3. The method for querying the massive small files by using the suffix array index as claimed in claim 1, wherein the suffix array index in the storing step comprises five fields including a small file name, a small file size, a file name of the small file corresponding to the small file stored on the distributed system, an offset of the small file corresponding to the file stored on the distributed system, and creation time; each domain comprises metadata, a suffix array and a domain information structure, wherein the metadata is used for recording the specific content of the file corresponding to the domain;

4. The method for querying the mass small files by using the suffix array index as claimed in claim 2, wherein the storing step further comprises merging the files in a binary form and establishing the suffix array index for each file when the size of the file in the merging queue reaches a threshold b, and then uploading the merged files; and emptying and recycling the files in the merging queue after uploading is finished.

5. The method for querying mass small files indexed by suffix array as claimed in claim 1, wherein the query types in the querying step include precise query and fuzzy query.

6. The method for querying the mass small files by using suffix array index as claimed in claim 1, wherein the search designation field in the querying step is specifically: and inquiring the metadata and the suffix array to find the offset of the matching item in the metadata of the suffix array index record, and finding the corresponding file ID in the FileInfo according to the offset.
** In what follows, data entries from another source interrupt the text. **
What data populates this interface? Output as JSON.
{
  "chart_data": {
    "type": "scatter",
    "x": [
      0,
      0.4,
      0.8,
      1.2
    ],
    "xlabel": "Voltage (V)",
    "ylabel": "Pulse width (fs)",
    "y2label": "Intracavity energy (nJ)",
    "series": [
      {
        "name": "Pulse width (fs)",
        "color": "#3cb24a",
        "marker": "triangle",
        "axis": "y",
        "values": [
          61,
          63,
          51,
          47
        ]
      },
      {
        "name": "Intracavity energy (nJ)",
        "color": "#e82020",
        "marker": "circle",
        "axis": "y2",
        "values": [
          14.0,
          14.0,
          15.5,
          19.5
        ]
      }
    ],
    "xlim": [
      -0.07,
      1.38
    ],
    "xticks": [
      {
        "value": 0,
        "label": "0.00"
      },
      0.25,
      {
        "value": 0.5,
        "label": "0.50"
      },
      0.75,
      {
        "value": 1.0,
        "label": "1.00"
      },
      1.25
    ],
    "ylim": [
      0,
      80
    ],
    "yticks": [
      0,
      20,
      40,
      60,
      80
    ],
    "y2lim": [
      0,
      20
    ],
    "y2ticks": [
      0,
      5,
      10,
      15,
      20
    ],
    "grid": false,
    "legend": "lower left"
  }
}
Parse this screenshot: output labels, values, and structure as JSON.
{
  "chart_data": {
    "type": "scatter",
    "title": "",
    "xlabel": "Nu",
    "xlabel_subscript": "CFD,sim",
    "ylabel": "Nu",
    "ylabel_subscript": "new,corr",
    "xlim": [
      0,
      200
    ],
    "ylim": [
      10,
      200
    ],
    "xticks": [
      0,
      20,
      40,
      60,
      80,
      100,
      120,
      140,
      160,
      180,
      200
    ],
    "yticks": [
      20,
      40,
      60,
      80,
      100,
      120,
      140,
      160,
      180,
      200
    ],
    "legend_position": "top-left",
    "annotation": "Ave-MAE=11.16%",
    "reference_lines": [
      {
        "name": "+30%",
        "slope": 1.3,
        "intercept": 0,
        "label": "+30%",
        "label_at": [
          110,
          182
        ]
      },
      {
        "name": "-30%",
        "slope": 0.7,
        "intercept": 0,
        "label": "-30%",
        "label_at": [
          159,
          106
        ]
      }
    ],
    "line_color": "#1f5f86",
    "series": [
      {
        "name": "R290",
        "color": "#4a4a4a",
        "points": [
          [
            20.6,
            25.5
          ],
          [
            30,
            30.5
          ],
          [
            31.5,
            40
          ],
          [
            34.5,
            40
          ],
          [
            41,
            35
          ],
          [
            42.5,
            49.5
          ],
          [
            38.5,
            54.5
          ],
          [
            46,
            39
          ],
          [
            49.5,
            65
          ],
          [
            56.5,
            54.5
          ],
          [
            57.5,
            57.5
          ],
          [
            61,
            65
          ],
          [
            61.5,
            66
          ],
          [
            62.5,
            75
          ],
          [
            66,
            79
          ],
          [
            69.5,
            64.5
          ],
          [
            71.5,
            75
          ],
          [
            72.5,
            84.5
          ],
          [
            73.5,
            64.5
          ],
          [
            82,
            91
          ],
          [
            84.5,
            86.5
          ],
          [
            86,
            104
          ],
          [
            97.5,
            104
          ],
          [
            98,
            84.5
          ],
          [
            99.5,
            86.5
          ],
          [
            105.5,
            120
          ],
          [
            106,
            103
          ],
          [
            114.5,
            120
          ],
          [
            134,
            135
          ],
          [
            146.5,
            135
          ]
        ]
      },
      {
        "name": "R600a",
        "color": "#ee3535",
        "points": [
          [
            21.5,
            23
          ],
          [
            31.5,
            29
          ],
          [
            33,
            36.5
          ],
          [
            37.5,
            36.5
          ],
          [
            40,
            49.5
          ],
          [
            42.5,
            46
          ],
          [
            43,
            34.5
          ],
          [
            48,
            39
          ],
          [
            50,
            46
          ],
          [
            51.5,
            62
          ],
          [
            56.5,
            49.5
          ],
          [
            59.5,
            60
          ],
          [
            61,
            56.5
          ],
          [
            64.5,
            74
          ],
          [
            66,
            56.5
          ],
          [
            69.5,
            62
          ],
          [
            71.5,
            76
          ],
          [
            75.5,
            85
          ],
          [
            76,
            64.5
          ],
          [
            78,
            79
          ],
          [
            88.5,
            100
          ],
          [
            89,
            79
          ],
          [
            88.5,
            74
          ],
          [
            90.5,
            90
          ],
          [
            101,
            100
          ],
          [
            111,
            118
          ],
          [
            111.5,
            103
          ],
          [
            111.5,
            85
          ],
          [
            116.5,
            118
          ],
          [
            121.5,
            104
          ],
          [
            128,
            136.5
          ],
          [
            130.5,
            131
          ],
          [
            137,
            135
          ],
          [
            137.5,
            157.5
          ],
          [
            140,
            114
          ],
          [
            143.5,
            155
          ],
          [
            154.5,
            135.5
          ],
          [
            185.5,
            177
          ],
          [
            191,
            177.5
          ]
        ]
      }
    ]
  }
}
7. The method for querying mass small files by using suffix array index as claimed in claim 6, further comprising:

updating the small file:

acquiring a small file to be updated;

uploading the updated small files;

8. The method for querying mass small files by using suffix array index as claimed in claim 7, wherein the specific calculation process for effectively utilizing space in the updating step is as follows: and inquiring suffix array index records of the small files with the deletion identifiers of 0 to obtain the merged files where the small files are located, calculating the effective utilization space of each merged file in the distributed file system, judging whether the effective utilization space reaches a threshold value, and if the effective utilization space does not reach the threshold value, marking as the merged file with the effective utilization space smaller than the threshold value.

9. A massive small file query system adopting suffix array index is characterized by comprising:

the file acquisition module is used for acquiring massive files to be uploaded, and the file type can support files in any format;

the merging module is used for merging the small files;

the index module is used for creating suffix array indexes for each file;

the query module is used for providing a plurality of query types for querying the mass small files;

the query file acquisition module is used for acquiring the queried small files from the distributed file system according to the suffix array index records;

the file updating module is used for updating the small files;

10. The mass small file query system with suffix array index as claimed in claim 9, wherein the query types provided by the query module include precision query and fuzzy query.